- A Câmara aprovou, nesta quarta-feira, 22, projeto que obriga a comprovação da origem do ouro, cria sistema de rastreabilidade e responsabiliza toda a cadeia de compra e venda.
- O texto segue para o Senado Federal e visa dificultar a comercialização de ouro extraído em áreas ilegalmente exploradas, como terras indígenas e reservas ambientais.
- A Casa da Moeda do Brasil ficará responsável pela marcação física e digital, com itens de segurança aprovados pela Agência Nacional de Mineração, para verificar a autenticidade.
- O transporte e a custódia de ouro deverão ocorrer com a Guia de Transporte e Custódia de Ouro, gerida pela Agência Nacional de Mineração; há previsão de entrarem em vigor a partir de regras com a nova taxa e regras de registro.
- O projeto estabelece a criação da Taxa de Registro das Transações e de Marcação Física do Ouro (Touro), com valores de emissão da guia em 2 reais e marcação de 5 reais, atualizados pelo IPCA, e restringe participação no mercado a instituições do Sistema Financeiro Nacional autorizadas pelo Banco Central.
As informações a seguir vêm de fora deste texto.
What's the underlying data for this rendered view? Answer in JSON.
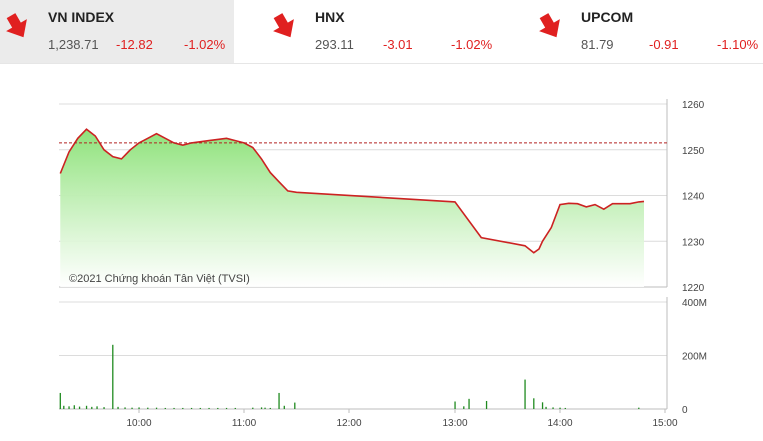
{
  "tabs": [
    {
      "name": "VN INDEX",
      "price": "1,238.71",
      "change": "-12.82",
      "percent": "-1.02%",
      "active": true
    },
    {
      "name": "HNX",
      "price": "293.11",
      "change": "-3.01",
      "percent": "-1.02%",
      "active": false
    },
    {
      "name": "UPCOM",
      "price": "81.79",
      "change": "-0.91",
      "percent": "-1.10%",
      "active": false
    }
  ],
  "colors": {
    "down": "#e02020",
    "line": "#cc2222",
    "area_top": "#8ee27a",
    "volume": "#1f8a1f",
    "reference": "#b22222"
  },
  "chart_data": {
    "type": "area",
    "watermark": "©2021 Chứng khoán Tân Việt (TVSI)",
    "reference_value": 1251.5,
    "x_ticks": [
      "10:00",
      "11:00",
      "12:00",
      "13:00",
      "14:00",
      "15:00"
    ],
    "price": {
      "ylim": [
        1220,
        1260
      ],
      "y_ticks": [
        "1260",
        "1250",
        "1240",
        "1230",
        "1220"
      ],
      "series": [
        [
          "09:15",
          1244.8
        ],
        [
          "09:20",
          1249.5
        ],
        [
          "09:25",
          1252.5
        ],
        [
          "09:30",
          1254.5
        ],
        [
          "09:35",
          1253.0
        ],
        [
          "09:40",
          1250.0
        ],
        [
          "09:45",
          1248.5
        ],
        [
          "09:50",
          1248.0
        ],
        [
          "09:55",
          1250.0
        ],
        [
          "10:00",
          1251.5
        ],
        [
          "10:05",
          1252.5
        ],
        [
          "10:10",
          1253.5
        ],
        [
          "10:15",
          1252.5
        ],
        [
          "10:20",
          1251.5
        ],
        [
          "10:25",
          1251.0
        ],
        [
          "10:30",
          1251.5
        ],
        [
          "10:40",
          1252.0
        ],
        [
          "10:50",
          1252.5
        ],
        [
          "10:55",
          1252.0
        ],
        [
          "11:00",
          1251.5
        ],
        [
          "11:05",
          1250.5
        ],
        [
          "11:10",
          1248.0
        ],
        [
          "11:15",
          1245.0
        ],
        [
          "11:20",
          1243.0
        ],
        [
          "11:25",
          1241.0
        ],
        [
          "11:30",
          1240.7
        ],
        [
          "13:00",
          1238.6
        ],
        [
          "13:15",
          1230.8
        ],
        [
          "13:40",
          1229.0
        ],
        [
          "13:45",
          1227.5
        ],
        [
          "13:48",
          1228.3
        ],
        [
          "13:50",
          1230.0
        ],
        [
          "13:55",
          1233.0
        ],
        [
          "14:00",
          1238.0
        ],
        [
          "14:05",
          1238.3
        ],
        [
          "14:10",
          1238.2
        ],
        [
          "14:15",
          1237.5
        ],
        [
          "14:20",
          1238.0
        ],
        [
          "14:25",
          1237.0
        ],
        [
          "14:30",
          1238.2
        ],
        [
          "14:40",
          1238.2
        ],
        [
          "14:45",
          1238.6
        ],
        [
          "14:48",
          1238.7
        ]
      ]
    },
    "volume": {
      "unit": "M",
      "ylim": [
        0,
        400
      ],
      "y_ticks": [
        "400M",
        "200M",
        "0"
      ],
      "bars": [
        [
          "09:15",
          60
        ],
        [
          "09:17",
          12
        ],
        [
          "09:20",
          10
        ],
        [
          "09:23",
          14
        ],
        [
          "09:26",
          9
        ],
        [
          "09:30",
          12
        ],
        [
          "09:33",
          8
        ],
        [
          "09:36",
          10
        ],
        [
          "09:40",
          7
        ],
        [
          "09:45",
          240
        ],
        [
          "09:48",
          8
        ],
        [
          "09:52",
          6
        ],
        [
          "09:56",
          5
        ],
        [
          "10:00",
          6
        ],
        [
          "10:05",
          5
        ],
        [
          "10:10",
          5
        ],
        [
          "10:15",
          4
        ],
        [
          "10:20",
          4
        ],
        [
          "10:25",
          4
        ],
        [
          "10:30",
          4
        ],
        [
          "10:35",
          4
        ],
        [
          "10:40",
          4
        ],
        [
          "10:45",
          4
        ],
        [
          "10:50",
          4
        ],
        [
          "10:55",
          4
        ],
        [
          "11:05",
          5
        ],
        [
          "11:10",
          6
        ],
        [
          "11:12",
          5
        ],
        [
          "11:15",
          4
        ],
        [
          "11:20",
          60
        ],
        [
          "11:23",
          12
        ],
        [
          "11:29",
          24
        ],
        [
          "13:00",
          28
        ],
        [
          "13:05",
          10
        ],
        [
          "13:08",
          38
        ],
        [
          "13:18",
          30
        ],
        [
          "13:40",
          110
        ],
        [
          "13:45",
          40
        ],
        [
          "13:50",
          25
        ],
        [
          "13:52",
          8
        ],
        [
          "13:56",
          6
        ],
        [
          "14:00",
          5
        ],
        [
          "14:03",
          4
        ],
        [
          "14:45",
          5
        ]
      ]
    }
  }
}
A Câmara dos Deputados aprovou nesta quarta-feira um projeto que obriga a comprovação da origem do ouro e cria um sistema de rastreabilidade ao longo de toda a cadeia de produção e comercialização. O objetivo é dificultar negócios com ouro extraído em áreas ilegais, como terras indígenas e reservas ambientais. O texto segue para o Senado.
O sistema de rastreabilidade passa a exigir registro obrigatório de transações e de todos os envolvidos, com marcação física e digital da origem. A Casa da Moeda do Brasil (CMB) ficará responsável pela confecção, aplicação e gestão da marca, com dispositivos de segurança aprovados pela ANM.
A quem atua na extração, tratamento, refino, armazenagem, transporte e compra de ouro fica obrigado a usar o sistema. A norma também prevê Guia de Transporte e Custódia de Ouro, gerida pela ANM, sob pena de apreensão do metal irregular e encaminhamento à União.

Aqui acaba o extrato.